Technologies for Interactive and Dynamic Data Visualization
May 25, 2023, 10 a.m. - May 25, 2023, noon
Organizer -
DataLab: Data Science and Informatics
Contact -
datalab-training@ucdavis.edu
Location -
DataLab Classroom - Shields 360
Description: R and Python provide a variety of ways to create visualizations that are static images, but what if you want to add interactivity, animation, or other dynamic behavior to a visualization? This intermediate workshop is a primer on creating dynamic visualizations. We'll discuss what it means for a visualization to be "dynamic" and the advantages and disadvantages of dynamic visualizations compared to static visualizations. We'll also explore the ecosystem of packages for creating dynamic visualizations with R and Python, as well as the JavaScript libraries that underpin these. To make the ideas concrete and get you started on building your own dynamic visualizations, we'll implement a simple dynamic visualization in R and Python.

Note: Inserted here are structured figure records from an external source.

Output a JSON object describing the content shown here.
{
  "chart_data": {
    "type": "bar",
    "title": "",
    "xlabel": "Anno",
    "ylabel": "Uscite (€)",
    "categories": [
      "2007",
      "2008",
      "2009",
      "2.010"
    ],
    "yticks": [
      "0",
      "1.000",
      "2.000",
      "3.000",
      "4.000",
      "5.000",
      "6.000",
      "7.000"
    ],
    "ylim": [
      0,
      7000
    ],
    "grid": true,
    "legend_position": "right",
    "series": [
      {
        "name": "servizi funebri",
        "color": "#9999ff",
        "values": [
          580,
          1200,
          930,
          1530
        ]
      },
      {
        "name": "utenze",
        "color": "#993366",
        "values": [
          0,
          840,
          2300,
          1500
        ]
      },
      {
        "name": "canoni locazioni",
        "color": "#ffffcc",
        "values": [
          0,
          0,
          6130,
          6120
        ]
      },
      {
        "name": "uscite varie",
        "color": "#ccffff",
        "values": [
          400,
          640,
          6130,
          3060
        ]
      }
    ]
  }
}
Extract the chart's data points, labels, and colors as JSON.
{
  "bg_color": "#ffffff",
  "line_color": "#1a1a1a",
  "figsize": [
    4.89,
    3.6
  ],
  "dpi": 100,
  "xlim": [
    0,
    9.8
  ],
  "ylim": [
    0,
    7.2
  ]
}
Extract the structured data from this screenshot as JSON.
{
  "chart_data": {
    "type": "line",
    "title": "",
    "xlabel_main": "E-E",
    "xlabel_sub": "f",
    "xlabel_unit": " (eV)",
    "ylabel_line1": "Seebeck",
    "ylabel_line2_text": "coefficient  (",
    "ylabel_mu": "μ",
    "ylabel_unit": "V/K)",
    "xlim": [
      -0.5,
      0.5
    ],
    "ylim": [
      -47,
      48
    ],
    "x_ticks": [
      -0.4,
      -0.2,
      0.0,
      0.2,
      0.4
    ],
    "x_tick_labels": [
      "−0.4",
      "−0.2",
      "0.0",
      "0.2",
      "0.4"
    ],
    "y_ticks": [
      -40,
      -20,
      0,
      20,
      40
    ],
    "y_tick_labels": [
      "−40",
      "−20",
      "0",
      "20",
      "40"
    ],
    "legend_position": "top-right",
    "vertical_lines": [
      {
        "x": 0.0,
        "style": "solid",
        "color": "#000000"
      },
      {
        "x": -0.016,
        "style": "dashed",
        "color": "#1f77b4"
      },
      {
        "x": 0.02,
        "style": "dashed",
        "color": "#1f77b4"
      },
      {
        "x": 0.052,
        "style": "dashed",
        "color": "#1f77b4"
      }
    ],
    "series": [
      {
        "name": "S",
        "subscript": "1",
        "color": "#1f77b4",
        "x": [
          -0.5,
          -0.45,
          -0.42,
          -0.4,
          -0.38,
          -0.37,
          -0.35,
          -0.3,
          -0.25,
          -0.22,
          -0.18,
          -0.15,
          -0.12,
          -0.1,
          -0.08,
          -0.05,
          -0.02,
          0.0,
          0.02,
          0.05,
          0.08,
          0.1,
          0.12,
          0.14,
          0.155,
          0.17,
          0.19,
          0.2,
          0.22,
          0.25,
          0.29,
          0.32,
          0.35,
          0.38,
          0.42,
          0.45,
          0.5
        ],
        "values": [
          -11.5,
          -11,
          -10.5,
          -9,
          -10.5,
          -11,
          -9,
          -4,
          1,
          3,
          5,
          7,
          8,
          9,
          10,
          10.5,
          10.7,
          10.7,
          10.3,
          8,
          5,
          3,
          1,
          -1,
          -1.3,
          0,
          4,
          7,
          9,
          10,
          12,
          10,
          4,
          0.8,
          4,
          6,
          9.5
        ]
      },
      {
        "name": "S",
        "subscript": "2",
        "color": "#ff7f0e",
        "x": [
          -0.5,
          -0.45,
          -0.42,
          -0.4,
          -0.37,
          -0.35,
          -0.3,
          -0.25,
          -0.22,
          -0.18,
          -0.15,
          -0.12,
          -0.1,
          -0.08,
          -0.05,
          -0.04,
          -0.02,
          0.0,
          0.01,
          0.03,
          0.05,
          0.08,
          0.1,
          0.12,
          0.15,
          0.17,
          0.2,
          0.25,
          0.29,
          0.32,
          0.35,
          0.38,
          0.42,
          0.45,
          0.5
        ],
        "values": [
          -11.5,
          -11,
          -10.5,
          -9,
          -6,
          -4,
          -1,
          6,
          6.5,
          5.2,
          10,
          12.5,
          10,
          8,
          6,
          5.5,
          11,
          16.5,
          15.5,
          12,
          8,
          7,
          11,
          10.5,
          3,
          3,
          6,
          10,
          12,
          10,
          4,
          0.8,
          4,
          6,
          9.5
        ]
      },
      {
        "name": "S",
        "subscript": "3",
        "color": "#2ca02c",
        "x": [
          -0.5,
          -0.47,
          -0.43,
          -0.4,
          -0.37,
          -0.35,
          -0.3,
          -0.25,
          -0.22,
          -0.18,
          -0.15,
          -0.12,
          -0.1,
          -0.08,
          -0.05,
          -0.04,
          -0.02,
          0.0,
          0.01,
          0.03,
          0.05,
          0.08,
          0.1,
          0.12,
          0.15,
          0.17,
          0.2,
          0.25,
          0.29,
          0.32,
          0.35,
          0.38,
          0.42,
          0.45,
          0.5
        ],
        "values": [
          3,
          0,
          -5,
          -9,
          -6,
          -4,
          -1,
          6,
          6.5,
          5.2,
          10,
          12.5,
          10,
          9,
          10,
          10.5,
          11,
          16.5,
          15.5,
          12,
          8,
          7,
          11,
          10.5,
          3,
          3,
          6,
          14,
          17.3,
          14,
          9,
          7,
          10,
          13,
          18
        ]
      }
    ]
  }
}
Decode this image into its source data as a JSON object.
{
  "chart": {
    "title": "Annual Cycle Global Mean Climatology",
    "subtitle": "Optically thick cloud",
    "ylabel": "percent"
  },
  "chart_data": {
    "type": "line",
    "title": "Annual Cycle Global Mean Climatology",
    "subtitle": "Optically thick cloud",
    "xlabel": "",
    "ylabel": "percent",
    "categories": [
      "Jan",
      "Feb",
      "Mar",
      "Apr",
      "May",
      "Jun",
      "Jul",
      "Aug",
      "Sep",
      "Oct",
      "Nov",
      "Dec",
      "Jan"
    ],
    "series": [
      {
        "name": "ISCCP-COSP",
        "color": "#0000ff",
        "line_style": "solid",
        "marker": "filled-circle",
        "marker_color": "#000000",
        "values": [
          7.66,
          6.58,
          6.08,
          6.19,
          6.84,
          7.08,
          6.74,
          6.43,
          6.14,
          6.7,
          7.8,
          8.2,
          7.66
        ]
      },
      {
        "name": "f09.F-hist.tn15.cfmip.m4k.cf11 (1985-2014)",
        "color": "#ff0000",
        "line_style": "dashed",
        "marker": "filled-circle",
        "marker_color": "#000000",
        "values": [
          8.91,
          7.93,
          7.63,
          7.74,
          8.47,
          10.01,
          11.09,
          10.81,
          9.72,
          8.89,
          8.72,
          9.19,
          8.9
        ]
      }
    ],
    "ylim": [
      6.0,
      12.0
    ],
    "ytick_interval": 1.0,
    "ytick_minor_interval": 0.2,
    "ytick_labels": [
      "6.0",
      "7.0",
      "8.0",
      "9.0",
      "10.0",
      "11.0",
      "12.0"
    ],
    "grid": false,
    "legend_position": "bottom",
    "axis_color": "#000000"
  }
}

This workshop is NOT an introduction to R/Python and is intended for motivated intermediate to advanced learners from all domains at UC Davis who want to hone their data visualization skills. Please make sure you meet the prerequisites before registering as we will be unable to answer introductory R/Python questions during this session. This workshop builds upon your existing knowledge of working in R/Python. Learners should also attend the Principles of Data Visualization from Perception to Statistical Graphics workshop in advance of this session to ensure a solid foundation in design principles. (Want to brush up on R/Python? Check out our R/Python Basics 4-part introductory series.)
Learning Objectives
After completing this workshop, learners should be able to:
- Explain the difference between static and dynamic visualizations
- Explain the difference between client-side and server-side code
- Describe the advantages and disadvantages of dynamic visualizations
- Judge whether and what kinds of dynamic visualizations are appropriate for a given task
- Recognize popular R or Python packages for creating dynamic visualizations
- Explain what JavaScript is and how it's relevant to dynamic visualizations
- Recognize popular JavaScript libraries for creating dynamic visualizations
- Construct a simple dynamic visualization in R or Python
- Identify where to go to learn more!
Prerequisites: Participants must have taken DataLab’s “R Basics” or "Python Basics" workshop series and/or have prior experience using Python or R. Learners should also take the Principles of Data Visualization from Perception to Statistical Graphics workshop in advance of this session.
Software: This workshop requires at least one of:
- Recent versions of R and RStudio
- Recent versions of Python 3 with packages `jupyterlab` and `pandas`
Instructor: Nick Ulle
Instructor Bio: Nick Ulle is a statistician and computer scientist. Prior to DataLab he was a visiting assistant professor of Statistics at UC Berkeley, where he designed and taught courses in data science. During his PhD in Statistics at UC Davis, he developed source code analysis techniques for the R programming language. His research interests include statistical computing, programming languages, data visualization, and pedagogy.